In fact, I do remember one strange time after a long night with a gang of press and movie people at Ed (Mrs. Paul's Fish Sticks) Piszek's wonderful but short-lived Philadelphia Press Club. I think it was in 1977.

My evening somehow ended up after 3 a.m. at Pat's King of Steaks, in the company of a very famous, and very famished, Hollywood actress who told me she would have me killed if I ever put it in the paper that we had lurched down to Pat's, just the two of us, to wolf down cheese-steaks at that hour of the night. She had on sunglasses, and an edge of the cheese-steak smudged them with grease as she devoured it, as I recall.
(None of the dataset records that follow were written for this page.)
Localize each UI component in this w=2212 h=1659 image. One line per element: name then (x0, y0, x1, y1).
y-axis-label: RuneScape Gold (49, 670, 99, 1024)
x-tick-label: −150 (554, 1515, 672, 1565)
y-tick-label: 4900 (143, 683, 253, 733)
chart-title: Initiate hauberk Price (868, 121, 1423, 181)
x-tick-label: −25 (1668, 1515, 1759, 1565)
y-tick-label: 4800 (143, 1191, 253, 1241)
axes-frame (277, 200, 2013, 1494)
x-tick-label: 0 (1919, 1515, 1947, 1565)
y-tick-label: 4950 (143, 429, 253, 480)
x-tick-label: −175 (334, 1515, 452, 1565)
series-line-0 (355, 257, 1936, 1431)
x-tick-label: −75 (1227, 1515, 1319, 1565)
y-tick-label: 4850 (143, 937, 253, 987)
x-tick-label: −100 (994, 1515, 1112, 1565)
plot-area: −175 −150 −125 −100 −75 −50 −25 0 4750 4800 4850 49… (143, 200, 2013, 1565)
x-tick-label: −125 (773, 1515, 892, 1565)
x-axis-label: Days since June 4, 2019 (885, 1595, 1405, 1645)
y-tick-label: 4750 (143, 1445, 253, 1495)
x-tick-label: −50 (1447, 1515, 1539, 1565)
She's not as famous now, but a promise is a promise -- and a threat is a threat, as my mob friend would agree.

Anyway, who cares about the CBS Evening News, another dinosaur trudging off to the tar pits? But I must say the segment on cheese steaks got my attention, at least enough to want to set the record straight.

One reason for this odd attention to cheese-steaks is that, having put on weight with all the traveling I do, I am on a diet. And when you are on a diet and you grew up in Philadelphia, there is nothing quite as riveting as the image of a belly-buster of a Philadelphia cheese-steak.

The cheese-steak sandwich is unique to Philadelphia and its suburbs in both Pennsylvania and New Jersey. Yeah, I know they sell them elsewhere, but they're not the same. There is something especially unique about the roll. Every Philadelphia native I know who's moved elsewhere (and that would include all of them) wonders why you can't get a Philadelphia-quality torpedo roll anywhere else in the country. Trust me: You can't.

But unless you're towing around a beautiful, sloshed and hungry starlet who absolutely demands to go to Pat's, there are tons of great cheese-steak joints in the Philadelphia. Here's a link. On that list, many of the cognoscenti would settle on Frank's, at 4th and South. Ignore any links on the list to cheese-steaks that are sold anywhere more than 60 miles from Philadelphia.

For another Philadelphia specialty, the sub-like hoagie (a masterpiece of sandwich construction), the White House Sub Shop in Atlantic City is mobbed (I mean, crowded) and justifiably renowned. They also make great cheese-steaks.

Now I gotta go feed the parrots. Nothing like chopping up some nice broccoli, some fruit, some string beans and a hardboiled egg and tossing in some pistachios and walnuts (that's the birds' dinner) to get your mind off cheese-steaks and onto that nice broiled piece of fish (that's mine).

Luckily, Philadelphia is a 2-hour drive from my house.